RIP Comms Data conundrum: is dig.sig. address or content ?

Ian BROWN I.Brown at cs.ucl.ac.uk
Thu, 16 Mar 2000 13:19:45 +0000


>I think that in the IPsec suite of protocols, the authentication data is 
>added to the packet "on the outside". The names of the protocols involved 
>are Authentication Header (AH) and Encapsulation Security Payload (ESP)

AH puts a signature as a header in an IP packet. ESP encrypts and can also 
authenticate data.

Both can operate in transport or tunnel mode. Transport means AH just puts a 
signature header into the packet being authenticated, and ESP just encrypts 
the "content" part of the packet.
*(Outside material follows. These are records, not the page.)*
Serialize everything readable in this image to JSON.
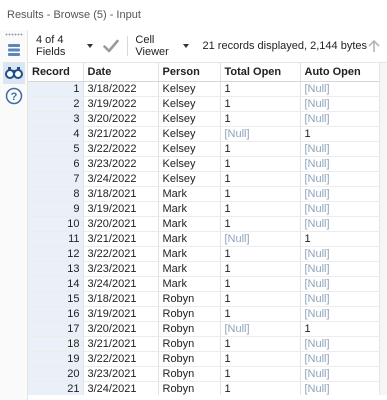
{
  "window": {
    "title": "Results - Browse (5) - Input"
  },
  "toolbar": {
    "fields_label": "4 of 4 Fields",
    "viewer_label": "Cell Viewer",
    "status_text": "21 records displayed, 2,144 bytes"
  },
  "icons": {
    "grip": "grip-dots-icon",
    "table_view": "table-view-icon",
    "binoculars": "binoculars-icon",
    "help": "question-circle-icon",
    "check": "checkmark-icon",
    "caret": "chevron-down-icon",
    "up": "arrow-up-icon"
  },
  "colors": {
    "null_text": "#8fa3bc",
    "record_column_bg": "#eaf0f7",
    "active_tool_bg": "#dbe6f2"
  },
  "table": {
    "columns": [
      "Record",
      "Date",
      "Person",
      "Total Open",
      "Auto Open"
    ],
    "rows": [
      [
        "1",
        "3/18/2022",
        "Kelsey",
        "1",
        "[Null]"
      ],
      [
        "2",
        "3/19/2022",
        "Kelsey",
        "1",
        "[Null]"
      ],
      [
        "3",
        "3/20/2022",
        "Kelsey",
        "1",
        "[Null]"
      ],
      [
        "4",
        "3/21/2022",
        "Kelsey",
        "[Null]",
        "1"
      ],
      [
        "5",
        "3/22/2022",
        "Kelsey",
        "1",
        "[Null]"
      ],
      [
        "6",
        "3/23/2022",
        "Kelsey",
        "1",
        "[Null]"
      ],
      [
        "7",
        "3/24/2022",
        "Kelsey",
        "1",
        "[Null]"
      ],
      [
        "8",
        "3/18/2021",
        "Mark",
        "1",
        "[Null]"
      ],
      [
        "9",
        "3/19/2021",
        "Mark",
        "1",
        "[Null]"
      ],
      [
        "10",
        "3/20/2021",
        "Mark",
        "1",
        "[Null]"
      ],
      [
        "11",
        "3/21/2021",
        "Mark",
        "[Null]",
        "1"
      ],
      [
        "12",
        "3/22/2021",
        "Mark",
        "1",
        "[Null]"
      ],
      [
        "13",
        "3/23/2021",
        "Mark",
        "1",
        "[Null]"
      ],
      [
        "14",
        "3/24/2021",
        "Mark",
        "1",
        "[Null]"
      ],
      [
        "15",
        "3/18/2021",
        "Robyn",
        "1",
        "[Null]"
      ],
      [
        "16",
        "3/19/2021",
        "Robyn",
        "1",
        "[Null]"
      ],
      [
        "17",
        "3/20/2021",
        "Robyn",
        "[Null]",
        "1"
      ],
      [
        "18",
        "3/21/2021",
        "Robyn",
        "1",
        "[Null]"
      ],
      [
        "19",
        "3/22/2021",
        "Robyn",
        "1",
        "[Null]"
      ],
      [
        "20",
        "3/23/2021",
        "Robyn",
        "1",
        "[Null]"
      ],
      [
        "21",
        "3/24/2021",
        "Robyn",
        "1",
        "[Null]"
      ]
    ]
  }
}
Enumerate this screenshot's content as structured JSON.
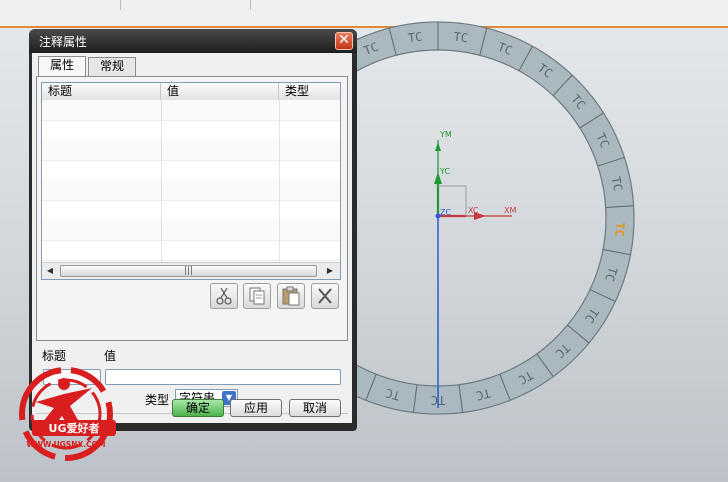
{
  "dialog": {
    "title": "注释属性",
    "tabs": [
      {
        "label": "属性",
        "active": true
      },
      {
        "label": "常规",
        "active": false
      }
    ],
    "table": {
      "columns": [
        "标题",
        "值",
        "类型"
      ],
      "rows": []
    },
    "toolbar": [
      {
        "icon": "scissors-cut-icon"
      },
      {
        "icon": "copy-icon"
      },
      {
        "icon": "paste-icon"
      },
      {
        "icon": "delete-x-icon"
      }
    ],
    "title_field_label": "标题",
    "value_field_label": "值",
    "title_value": "",
    "value_value": "",
    "type_label": "类型",
    "type_selected": "字符串",
    "ok_label": "确定",
    "apply_label": "应用",
    "cancel_label": "取消"
  },
  "viewport": {
    "ring_text": [
      "TC",
      "TC",
      "TC",
      "TC",
      "TC",
      "TC",
      "TC",
      "TC",
      "TC",
      "TC",
      "TC",
      "TC",
      "TC",
      "TC",
      "TC",
      "TC",
      "TC",
      "TC",
      "TC",
      "TC",
      "TC",
      "TC",
      "TC",
      "TC",
      "TC"
    ],
    "highlighted_ring_text": "TC",
    "axis_labels": {
      "ym": "YM",
      "yc": "YC",
      "xc": "XC",
      "xm": "XM",
      "zc": "ZC"
    },
    "colors": {
      "ring": "#aab8bf",
      "selected_text": "#e8901e",
      "axis_y": "#1c9a32",
      "axis_x": "#c83a3a",
      "axis_z": "#2b5bd6"
    }
  },
  "watermark": {
    "brand": "UG爱好者",
    "url": "WWW.UGSNX.COM",
    "color": "#d81e1e"
  }
}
Tunnel means the whole packet to be 
authenticated/encrypted is signed and/or encrypted, then enclosed as the body 
of another packet.

So:

* AH signatures are always exposed, unless the packet containing them is 
tunnelled inside an ESP packet.

* ESP signatures should never be exposed (as others have said, the data should 
be signed, then sig+data encrypted).

* Data that is encrypted using ESP (in either mode) then signed using AH will 
expose the signature.

A firewall, for example, might *require* that any packets passing through it 
are signed as part of a Security Association to which it is party.